4 min read

What We Share 1.2 - Carrot Soup

A recipe and a playlist for January

Welcome to the second installment of What We Share! I’m so thrilled to be here with you. It's been a rough week what with the coup and all. Let's find an opportunity for rest and respite. Here’s a recipe to try out and a playlist to listen to.

Let’s Listen

This playlist is made of some of my favorite cold-weather songs. When I listen to these songs, the ache in my joints feels a little more distant, and everything seems a little easier. I hope you love them. You can listen in any order, and if you don’t have Spotify but want to put the playlist together for yourself some other way, the songs are all right here.

Let’s Cook

Continuing the cozy vibes, let’s make some comforting, velvety Carrot Soup.

Step Zero — Prep!

  • Wash a few pounds of carrots. Wash them really well. They grow in the dirt and they’re covered in secret crevices. If you have a little vegetable brush, now’s the time to use it.
  • Chop up a healthy handful of green onions.
  • Mince or crush a couple of inches of ginger and several cloves of garlic. Alternatively, you can use a big heaping spoonful of ginger-garlic paste, which is one of my favorite cooking shortcuts.
  • Open a can of coconut milk and mix the solids and liquids together if you need to.
  • Constitute, open, or thaw two cups of chicken stock.
  • Preheat your oven to 425°F.
A row of well-washed carrots
Look at these clean boys

Step One — Roast those carrots up real nice. Chop off the tips and tops, slice them in half lengthwise, and lay them out in a single layer on a pan, cut side up. Drizzle them with a neutral oil and add some salt and pepper. They go in the oven for about 20 minutes, or until they’re fork-tender and have a tiny bit of browning on them. Don’t be scared to leave them in for a long time if it takes a long time to get that browning, they’re going to end up being soup anyway! Pull them out when they look like this:

Roasted carrots featuring some maillard reaction browning

Step Two — While the carrots are roasting, throw the onions, ginger, and garlic into a big pot with a drizzle of a neutral oil. Add a lot of cracked black pepper and stir for a couple of minutes, until everything is nice and fragrant.

A pot with chopped green onions and two big spoonfuls of ginger and garlic paste.
Ginger paste pops in oil worse than anything I’ve ever seen, so use a deep pot. :[

Step Three — Once your kitchen smells great — but before anything is too brown — add the coconut milk and half the stock to the pot. Give it a good stir to combine and let it simmer while the carrots finish roasting.

Step Four — After the carrots finish roasting, transfer them to a blender or food processor. Add the remaining stock and blend until smooth. Then transfer your smooth carrots to the pot and stir to combine thoroughly. Simmer for about ten minutes, or until you like the texture you’re looking at. Season with salt to taste.

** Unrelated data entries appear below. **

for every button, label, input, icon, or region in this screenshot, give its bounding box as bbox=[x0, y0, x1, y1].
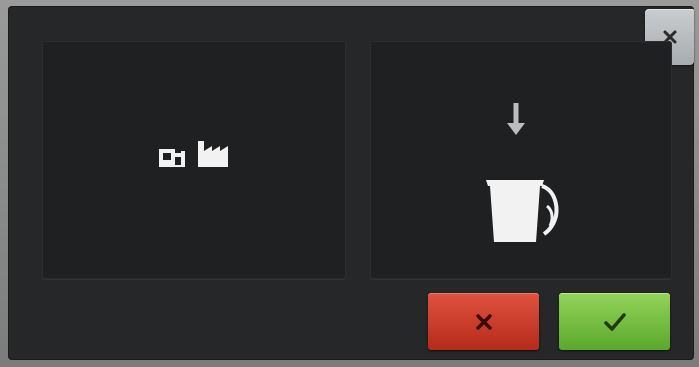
machine-icon bbox=[159, 149, 185, 167]
device-frame bbox=[0, 0, 699, 367]
factory-icon bbox=[198, 141, 228, 167]
x-icon bbox=[475, 313, 492, 330]
arrow-down-icon bbox=[507, 103, 525, 135]
option-panel-factory-settings[interactable] bbox=[42, 41, 346, 279]
pitcher-icon bbox=[486, 180, 559, 242]
checkmark-icon bbox=[603, 312, 626, 331]
option-panel-fill-pitcher[interactable] bbox=[370, 41, 672, 279]
dialog bbox=[8, 6, 694, 360]
confirm-button[interactable] bbox=[559, 293, 670, 350]
cancel-button[interactable] bbox=[428, 293, 539, 350]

That’s it! That’s the soup. This recipe is easy and flexible, and you can change up pretty much every part of it:

  • If you don’t have a blender or food processor, you can take a potato masher or even a pastry cutter to those carrots until they’re thoroughly smashed. The result won’t be as smooth, but it will be just as tasty.
  • If you don’t do coconut milk, you can use any other kind of milk product here, dairy or nondairy. Heavy cream would be truly decadent.
  • If you don’t do chicken products, you can use vegetable stock or miso. You could also add a little beer or white wine for extra dimension.
  • If you don’t have green onions, you can use pretty much any allium — white or yellow onion or shallot would go nicely here.
  • If you don’t do alliums at all, leave out the garlic and onion. You can replace their sweetness and complexity with some sautéed celery and a healthy dash of coconut aminos or worcestershire sauce.
  • If you don’t do ginger, leave it out. You can add some heat and brightness with a little cayenne and a squeeze of lemon.
  • If you don’t do carrots, use a different roasted vegetable that lands on the sweeter side. Fennel bulb, sweet potato, or pumpkin would work very nicely here.
  • Feel free to experiment with seasonings! Fresh rosemary, fried sage, smoky pepper, anise, and turmeric are all fabulous here.

I like to serve this soup with a dollop of creme fraiche (or greek yogurt, or crema, or sour cream) and a few generous lashings of hot sauce.

Thanks for being here, friends. If you’ve been experiencing January’s book and beverage, I’d love to hear your thoughts in the comments below! Tell us what you like, what you don’t like, what you’ve been modifying and substituting as needed. Remember, our conversations about these experiences aren’t limited to a particular time — there’s nothing quite like connecting over things we share across time and space.

Let’s put some good music on and cook a meal together.